Сервант был лакированный, и лапки скользили по нему, как по льду, но дятел понимал, что это все то же дерево, где могут быть и личинки, и червяки, и всякая другая благодать.

Почему бы не попытать счастья?

Он ударил клювом — брызнуло глянцевое дерево, и удар громко, как по лесу, прокатился по всему дому.

Хорошо!

Посмотрим, что там глубже.

Он бил и бил до тех пор, пока насквозь не пробил блестящее покрытие. Под ним обнаружилось полое пространство, и оно не удивило дятла. За недолгую жизнь в лесу ему не раз попадались дуплистые деревья, и сейчас он раздумывал, пробивать ли широкий леток в дупло или дальше искать питание?

Ладно, с дуплом можно погодить, а с личинками годить негоже, еда требуется.

— Господи, да что же это делается! — Вбежала мать и закричала на дятла: — Кыш! Кыш!

Он заметался под потолком, пока не угнездился в верхнем углу на полочке, где некогда была бабушкина икона.

Мать постояла около серванта и горько заплакала.

Пришел отец, а за ним сын с банкой с червями.

Мать плакала и говорила:

— Мы его, — показывала она на дятла, — пустили честь честью, а он… Разоритель, сущий разоритель! На сервант три зарплаты ушло. Три зарплаты! Такие деньги в печку выбросили. Одна дорогая вещь в доме, и той конец пришел.

Отец потрогал отверстие в серванте, поглядел на дятла и крякнул.

— Ничего, мать, — погладил он жену по голове, по вздрагивающим плечам. — Ничего. Заделаю дыру, закрашу, и будет сервант как новый.

— Не будет… — И погрозила сыну: — Это ты все, сердобольный. Все ты!
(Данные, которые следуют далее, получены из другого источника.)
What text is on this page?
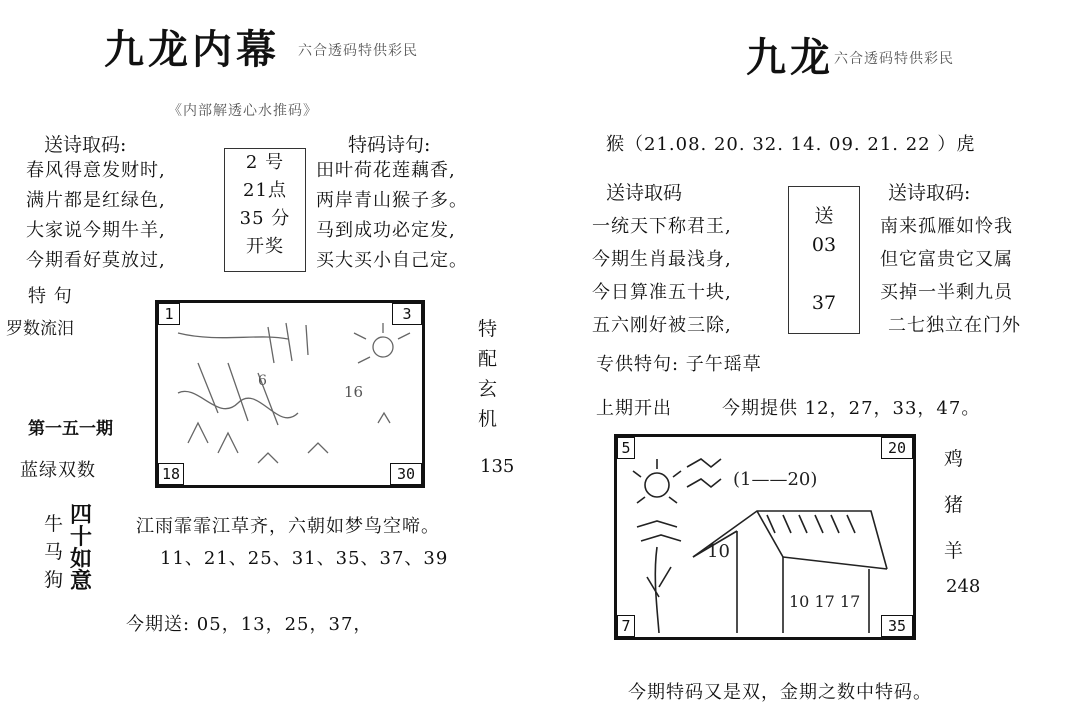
九龙内幕 六合透码特供彩民
《内部解透心水推码》
送诗取码:
春风得意发财时,
满片都是红绿色,
大家说今期牛羊,
今期看好莫放过,
2 号
21点
35 分
开奖
特码诗句:
田叶荷花莲藕香,
两岸青山猴子多。
马到成功必定发,
买大买小自己定。
特 句
罗数流汨
第一五一期
蓝绿双数
1	3
18	30
6
16
特
配
玄
机
135
牛
马
狗
四
十
如
意
江雨霏霏江草齐，六朝如梦鸟空啼。
11、21、25、31、35、37、39
今期送: 05，13，25，37，
九龙 六合透码特供彩民
猴（21.08. 20. 32. 14. 09. 21. 22 ）虎
送诗取码
一统天下称君王,
今期生肖最浅身,
今日算准五十块,
五六刚好被三除,
送
03
37
送诗取码:
南来孤雁如怜我
但它富贵它又属
买掉一半剩九员
二七独立在门外
专供特句: 子午瑶草
上期开出	今期提供 12，27，33，47。
5	20
7	35
(1——20)
10
10 17 17
鸡
猪
羊
248
今期特码又是双，金期之数中特码。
Тот спрятал за спину банку с червями и повинно пробормотал:

— Нету…

— «Нету»! — передразнила мать. — И серванта тоже нету…

— Мать, — попросил отец, — не ругай ты Алешу. Откуда он знал, что у дятла такие выходки?

— Мама, — подал голос Алеша, — ты сама его жалела и говорила, что он полезный. И червей велела нарыть.

Мать помолчала и сказала про дятла, который смирнешенько сидел на иконной подставке:

— Сидит и нисколько не переживает.

— Переживает он! — заступился за дятла Алеша.

— И не думает!

— Переживает.

Отец открыл все окна, и заходили по горнице веселые сосновые сквозняки, потрогали перышки на дятле, и он, прослыша силы в себе, взмахнул крыльями и вылетел в окно.

Воля!

В лесу он нашел старый пень, начиненный личинками, наелся досыта, ночевать остался в запасном дупле и вроде бы насовсем забыл про встречу с людьми, заспал ее.

Насовсем ли?

Он жил в пространном, как степь, лесу, где люди были в редкость, и иногда дятла разбирало любопытство, как там его знакомые на кордоне, здоровы ли? Ничего плохого они ему не сделали, вроде бы даже добра пожелали, только шумели в три голоса.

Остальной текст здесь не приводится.